Sheldon lo ascoltò in silenzio.
«Temi il giudizio altrui?»
«Non lo temo, mi infastidisce. Forse è un po’ difficile da comprendere.»
«Difficile? Oh, andiamo. Io sono io, sono strano di default, capisco bene cosa vuol dire essere soggetto a giudizi. Ma non me ne importa niente e nemmeno a te dovrebbe importare. Se tu e Raj vi amate non dovreste guardare nient’altro. Almeno, io farei così, credo. In amore dovresti essere più esperto di me.»

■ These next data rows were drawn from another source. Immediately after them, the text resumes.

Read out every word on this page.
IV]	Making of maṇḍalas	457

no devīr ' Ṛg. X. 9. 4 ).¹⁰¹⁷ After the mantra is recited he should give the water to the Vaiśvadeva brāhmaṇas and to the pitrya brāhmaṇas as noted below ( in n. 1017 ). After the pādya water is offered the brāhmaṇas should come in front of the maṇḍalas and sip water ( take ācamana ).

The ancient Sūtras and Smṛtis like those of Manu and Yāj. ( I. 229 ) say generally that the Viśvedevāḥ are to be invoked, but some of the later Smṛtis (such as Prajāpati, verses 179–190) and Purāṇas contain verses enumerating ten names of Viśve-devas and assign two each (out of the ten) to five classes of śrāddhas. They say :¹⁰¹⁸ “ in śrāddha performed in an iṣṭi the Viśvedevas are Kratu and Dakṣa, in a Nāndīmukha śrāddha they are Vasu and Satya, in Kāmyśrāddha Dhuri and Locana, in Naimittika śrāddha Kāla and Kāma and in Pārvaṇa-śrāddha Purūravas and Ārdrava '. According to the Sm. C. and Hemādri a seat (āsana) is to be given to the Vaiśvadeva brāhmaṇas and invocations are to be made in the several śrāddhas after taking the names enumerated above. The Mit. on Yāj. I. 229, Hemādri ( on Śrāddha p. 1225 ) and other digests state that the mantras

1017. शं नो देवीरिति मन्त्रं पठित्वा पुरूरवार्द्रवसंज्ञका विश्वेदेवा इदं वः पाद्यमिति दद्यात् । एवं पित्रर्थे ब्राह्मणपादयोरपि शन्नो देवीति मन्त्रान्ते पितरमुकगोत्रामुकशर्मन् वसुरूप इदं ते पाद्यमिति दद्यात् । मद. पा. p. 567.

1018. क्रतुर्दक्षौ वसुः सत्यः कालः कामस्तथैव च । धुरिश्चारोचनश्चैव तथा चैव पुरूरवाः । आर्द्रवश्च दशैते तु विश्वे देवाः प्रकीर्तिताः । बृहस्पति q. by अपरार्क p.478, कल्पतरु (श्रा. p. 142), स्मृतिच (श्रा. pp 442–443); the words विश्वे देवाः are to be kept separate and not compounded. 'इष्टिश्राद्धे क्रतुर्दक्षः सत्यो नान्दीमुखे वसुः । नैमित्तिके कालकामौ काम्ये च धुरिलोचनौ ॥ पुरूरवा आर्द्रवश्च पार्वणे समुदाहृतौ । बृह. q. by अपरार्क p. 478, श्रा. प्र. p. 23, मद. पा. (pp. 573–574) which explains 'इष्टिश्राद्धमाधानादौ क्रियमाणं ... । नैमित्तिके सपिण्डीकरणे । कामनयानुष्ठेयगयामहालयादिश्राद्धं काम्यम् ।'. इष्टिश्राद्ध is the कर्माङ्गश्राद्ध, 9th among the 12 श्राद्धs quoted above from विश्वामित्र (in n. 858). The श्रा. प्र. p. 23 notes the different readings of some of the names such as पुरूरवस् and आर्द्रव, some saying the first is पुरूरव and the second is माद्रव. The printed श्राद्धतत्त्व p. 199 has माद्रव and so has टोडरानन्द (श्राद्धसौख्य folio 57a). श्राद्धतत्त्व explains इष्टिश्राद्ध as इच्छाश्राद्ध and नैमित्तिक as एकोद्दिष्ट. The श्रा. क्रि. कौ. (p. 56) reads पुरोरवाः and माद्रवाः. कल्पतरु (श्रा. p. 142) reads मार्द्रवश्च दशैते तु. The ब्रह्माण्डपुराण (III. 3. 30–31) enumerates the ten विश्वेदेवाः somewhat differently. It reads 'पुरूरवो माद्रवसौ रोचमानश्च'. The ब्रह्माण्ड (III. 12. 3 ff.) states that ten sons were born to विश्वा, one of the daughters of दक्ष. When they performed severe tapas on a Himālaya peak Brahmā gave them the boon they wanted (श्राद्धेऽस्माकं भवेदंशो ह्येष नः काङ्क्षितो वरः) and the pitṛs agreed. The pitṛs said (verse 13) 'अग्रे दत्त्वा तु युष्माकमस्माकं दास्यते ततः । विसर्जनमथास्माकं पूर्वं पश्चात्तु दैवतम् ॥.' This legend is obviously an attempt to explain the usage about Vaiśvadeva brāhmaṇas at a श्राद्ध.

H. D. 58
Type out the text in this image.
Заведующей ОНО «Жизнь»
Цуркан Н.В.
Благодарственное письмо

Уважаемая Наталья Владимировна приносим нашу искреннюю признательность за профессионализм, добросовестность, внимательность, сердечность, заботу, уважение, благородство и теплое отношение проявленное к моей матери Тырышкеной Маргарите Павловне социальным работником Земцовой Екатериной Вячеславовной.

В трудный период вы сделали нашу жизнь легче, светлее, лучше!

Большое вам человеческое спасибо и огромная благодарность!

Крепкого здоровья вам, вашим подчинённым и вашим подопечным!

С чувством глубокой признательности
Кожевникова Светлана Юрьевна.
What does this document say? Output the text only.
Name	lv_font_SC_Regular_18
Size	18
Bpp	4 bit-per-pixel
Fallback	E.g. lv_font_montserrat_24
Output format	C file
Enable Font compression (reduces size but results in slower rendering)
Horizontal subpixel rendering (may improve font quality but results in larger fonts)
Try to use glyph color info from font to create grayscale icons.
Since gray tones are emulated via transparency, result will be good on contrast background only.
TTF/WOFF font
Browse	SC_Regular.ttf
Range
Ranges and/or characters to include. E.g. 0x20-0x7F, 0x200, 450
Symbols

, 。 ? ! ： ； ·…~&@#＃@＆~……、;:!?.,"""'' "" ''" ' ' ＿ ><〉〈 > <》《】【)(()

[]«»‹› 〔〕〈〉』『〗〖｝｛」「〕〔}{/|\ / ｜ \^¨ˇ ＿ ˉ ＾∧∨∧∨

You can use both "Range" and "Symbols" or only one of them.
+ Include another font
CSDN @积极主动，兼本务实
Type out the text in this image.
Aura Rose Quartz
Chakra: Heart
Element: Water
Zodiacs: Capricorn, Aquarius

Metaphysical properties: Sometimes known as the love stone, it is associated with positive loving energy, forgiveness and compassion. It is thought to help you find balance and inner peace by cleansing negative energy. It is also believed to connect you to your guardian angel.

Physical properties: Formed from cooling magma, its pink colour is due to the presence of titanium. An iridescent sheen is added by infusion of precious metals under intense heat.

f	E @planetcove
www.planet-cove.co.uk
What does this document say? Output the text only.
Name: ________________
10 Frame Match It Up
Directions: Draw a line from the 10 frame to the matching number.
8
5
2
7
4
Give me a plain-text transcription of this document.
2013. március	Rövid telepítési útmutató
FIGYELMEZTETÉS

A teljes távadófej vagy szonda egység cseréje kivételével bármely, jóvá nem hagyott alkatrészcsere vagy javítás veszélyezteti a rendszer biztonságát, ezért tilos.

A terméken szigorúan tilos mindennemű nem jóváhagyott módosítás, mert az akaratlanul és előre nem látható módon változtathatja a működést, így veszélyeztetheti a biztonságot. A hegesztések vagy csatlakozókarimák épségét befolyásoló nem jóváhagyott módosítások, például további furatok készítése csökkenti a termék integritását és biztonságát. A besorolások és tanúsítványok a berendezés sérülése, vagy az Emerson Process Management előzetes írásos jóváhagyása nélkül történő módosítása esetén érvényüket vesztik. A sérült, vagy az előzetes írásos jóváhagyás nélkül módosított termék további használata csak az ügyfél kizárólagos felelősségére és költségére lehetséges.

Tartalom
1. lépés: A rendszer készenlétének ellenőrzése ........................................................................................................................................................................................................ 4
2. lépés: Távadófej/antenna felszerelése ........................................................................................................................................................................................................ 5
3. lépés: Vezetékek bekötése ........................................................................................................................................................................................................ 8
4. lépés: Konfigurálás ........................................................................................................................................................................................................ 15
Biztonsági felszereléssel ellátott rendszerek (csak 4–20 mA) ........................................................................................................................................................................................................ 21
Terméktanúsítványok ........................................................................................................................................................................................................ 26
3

E proprio come aveva immaginato, Sheldon gli aveva dato un buon consiglio. Stava per dirgli che la sua intenzione era proprio quella di imparare a non badare a giudizio altrui, quando vide Raj avvicinarsi.
«Ciao» sussurrò. Sheldon alzò gli occhi al cielo.
«Sì, va bene, me ne vado. Se dovete fare qualcosa, state lontani dal mio posto.»
Howard arrossì e lo maldisse in silenzio. Raj invece aveva sorriso.
«Howard, stai bene?»
«Sono un po’ scosso. Lo schiaffo non ha fatto male, c’è di peggio. Grazie per avermi difeso.»
«No, io… grazie a te per aver ammesso di amarmi. Non è così scontato.»
Howard sospirò e afferrò la sua mano. Sapeva che c’era qualcosa di molto più grande della sua paura dei giudizi o delle difficoltà, ed era il suo amore per Raj.
Lo stesso amore che lo aveva portato a quel punto.
«Mi dispiace…» iniziò a dire. «Perdonami per tutte le volte che ho sbagliato e che sbaglierò. Se ce la fai, sii paziente, dammi un colpo in testa ogni tanto. Perché io non sono bravo ad incassare e ad andare avanti, lo hai visto anche tu. Ma Raj… Io ti amo, faccio schifo a dimostrarlo, ma ci proverò.»
Certo che quelli erano giorni piene di sorprese per entrambi.
«Oh, Howard» il suo tono era dolce. «Io ti conosco e non ho dubbi, di nessun tipo. Se sarà difficile cammineremo a fianco nella stessa direzione, se lo vorrai. Affronterei qualsiasi cosa per te. Questo forse è un po’ troppo melenso?»
«No, no. Non lo è. E io lo voglio, lo giuro» Howard si alzò, prese il suo viso tra le mani e lo baciò.
Fino a quel momento avevano corso, senza mai fermarsi, senza potere respirare. Ma ora erano tornati e potevano fermarsi per poi ricominciare, con tutte le difficoltà nel caso. Giudizi, dolore, difficoltà, tutto sembrava niente.
Ora che avevano preso entrambi la giusta direzione.
 
Ci siamo persi per riprenderci
Ci siamo scelti per non sceglierci.
 
[Il bacio di Klimt, Emanuele Aloia]

 
Nota dell'autrice
Questo seguito è rimasto in sospeso per mesi e qualche giorno fa mi è venuta la voglia di scrivere. Mi rendo conto che è molto diversa dalla storia precedente, ma mi serviva affrontare alcune tematiche e in qualche modo chiudere certe cose. Howard me lo immagino a reagire abbastanza male a giudizi e commenti omofobi e siccome il mondo è un po' quello che è, non sarà facile, però arrivati ad un certo punto anche chi se ne importa. Spero che questa storia vi sia piaciuta.